JDBC reading of Oracle US7ASCII encoding Chinese garbled characters and the use of Chinese Characters in different encodings
Database Version: Oracle 10g
Character Set: SIMPLIFIED CHINESE_CHINA.US7ASCII
JDK: 1.6.0 _ 45
Oracle DRIVER: ojdbc14.jar
It is no problem to use JDBC to operate the database and obtain the connection and execute SQL statements. However, all Chinese characters in the query results are garbled.
Debug shows that when the data is obtained from the database, it is garbled and PL/SQL and other tools are used.
I wonder if the Oracle driver uses the default character set when processing Chinese characters? At this time, in line with the concept of dead horse, the use of mandatory Transcoding of Chinese characters, ASCII code is a subset of the standard ISO-8859-1, maybe use this ISO-8859-1 can get normal Chinese characters? So, first test the use of new String (fieldValue. getBytes ("ISO-8859-1"); the output is still garbled! Think about transcoding, not just getting it in this format, so adjust it to: new String (fieldValue. getBytes ("ISO-8859-1"), "GBK"), test, get it done!
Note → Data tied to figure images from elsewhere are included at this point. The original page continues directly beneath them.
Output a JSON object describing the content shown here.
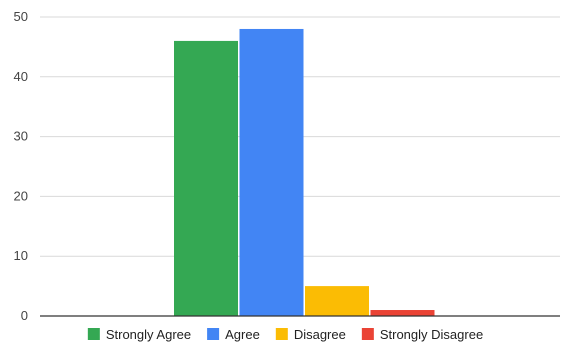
{
  "chart_data": {
    "type": "bar",
    "categories": [
      ""
    ],
    "series": [
      {
        "name": "Strongly Agree",
        "values": [
          46
        ],
        "color": "#34a853"
      },
      {
        "name": "Agree",
        "values": [
          48
        ],
        "color": "#4285f4"
      },
      {
        "name": "Disagree",
        "values": [
          5
        ],
        "color": "#fbbc04"
      },
      {
        "name": "Strongly Disagree",
        "values": [
          1
        ],
        "color": "#ea4335"
      }
    ],
    "ylim": [
      0,
      50
    ],
    "yticks": [
      "0",
      "10",
      "20",
      "30",
      "40",
      "50"
    ],
    "title": "",
    "xlabel": "",
    "ylabel": "",
    "grid": true,
    "legend": "bottom"
  }
}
However, it is a little troublesome for all places where Chinese characters are used.
It is said that another method can be used: to change the character set of Oracle!
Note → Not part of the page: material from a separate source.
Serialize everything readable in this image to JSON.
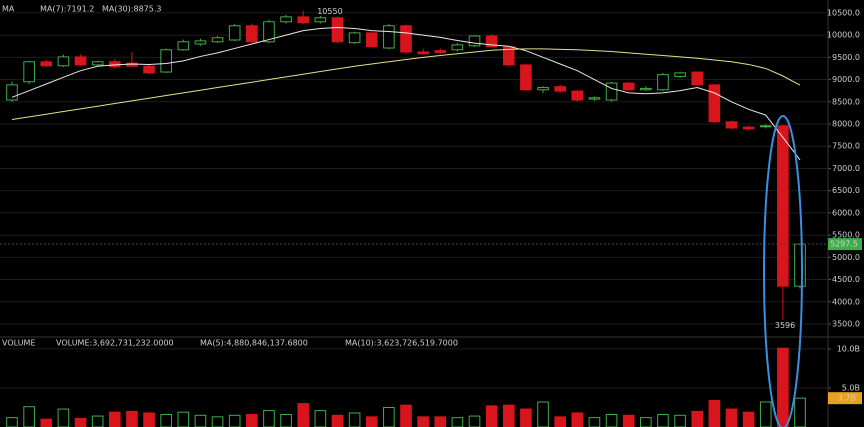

1. Modify the Registry: HKEY_LOCAL_MACHINE \ SOFTWARE \ ORACLE \ HOME0 \ NLS_LANG. The value of HKEY_LOCAL_MACHINE \ SOFTWARE \ ORACLE \ HOME0 \ NLS_LANG is SIMPLIFIED CHINESE_CHINA.ZHS16GBK.
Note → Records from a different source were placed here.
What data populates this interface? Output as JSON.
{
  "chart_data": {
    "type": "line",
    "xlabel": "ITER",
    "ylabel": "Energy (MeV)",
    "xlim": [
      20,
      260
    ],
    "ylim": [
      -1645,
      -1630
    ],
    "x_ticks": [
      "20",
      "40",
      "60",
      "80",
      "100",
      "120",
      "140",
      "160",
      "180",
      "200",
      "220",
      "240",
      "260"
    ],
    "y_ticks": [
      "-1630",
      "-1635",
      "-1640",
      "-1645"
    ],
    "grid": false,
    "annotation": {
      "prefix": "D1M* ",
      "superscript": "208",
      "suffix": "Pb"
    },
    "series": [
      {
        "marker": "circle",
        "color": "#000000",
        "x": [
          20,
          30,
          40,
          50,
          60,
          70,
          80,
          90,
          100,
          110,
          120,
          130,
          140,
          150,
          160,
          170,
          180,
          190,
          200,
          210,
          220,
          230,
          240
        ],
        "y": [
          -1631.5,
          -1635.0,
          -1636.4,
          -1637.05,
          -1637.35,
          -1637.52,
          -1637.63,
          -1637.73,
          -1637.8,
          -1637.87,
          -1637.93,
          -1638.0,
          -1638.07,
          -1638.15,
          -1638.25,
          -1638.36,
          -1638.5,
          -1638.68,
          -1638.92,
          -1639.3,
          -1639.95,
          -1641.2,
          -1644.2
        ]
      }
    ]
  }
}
2. modify a system variable NLS_LANG.
The above two methods, the second method has been tried, you can. First, no tests were conducted in the current environment.
In addition, the obtained Chinese characters are written into another oracle 11g Database, and it is found that Chinese characters are not stored in one Chinese Character in two bytes, but one Chinese Character in three bytes!
After checking, we found that the character set is AL32UTF8. Generally, the default Chinese Character Set is three bytes. Therefore, we need to expand the field length of the target database table. For Chinese characters, oralce and the newer sqlserver both support nvarchar format. For nvarchar fields, whether they are Chinese characters, numbers, characters, or English letters, each character occupies one character.
If you are not sure how many characters a Chinese character currently occupies, you can use select length ('Hank') from dual; to view it.
Currently, the US7ASCII character set is rarely used by new systems. This may happen to some older legacy systems. Pay attention to the details!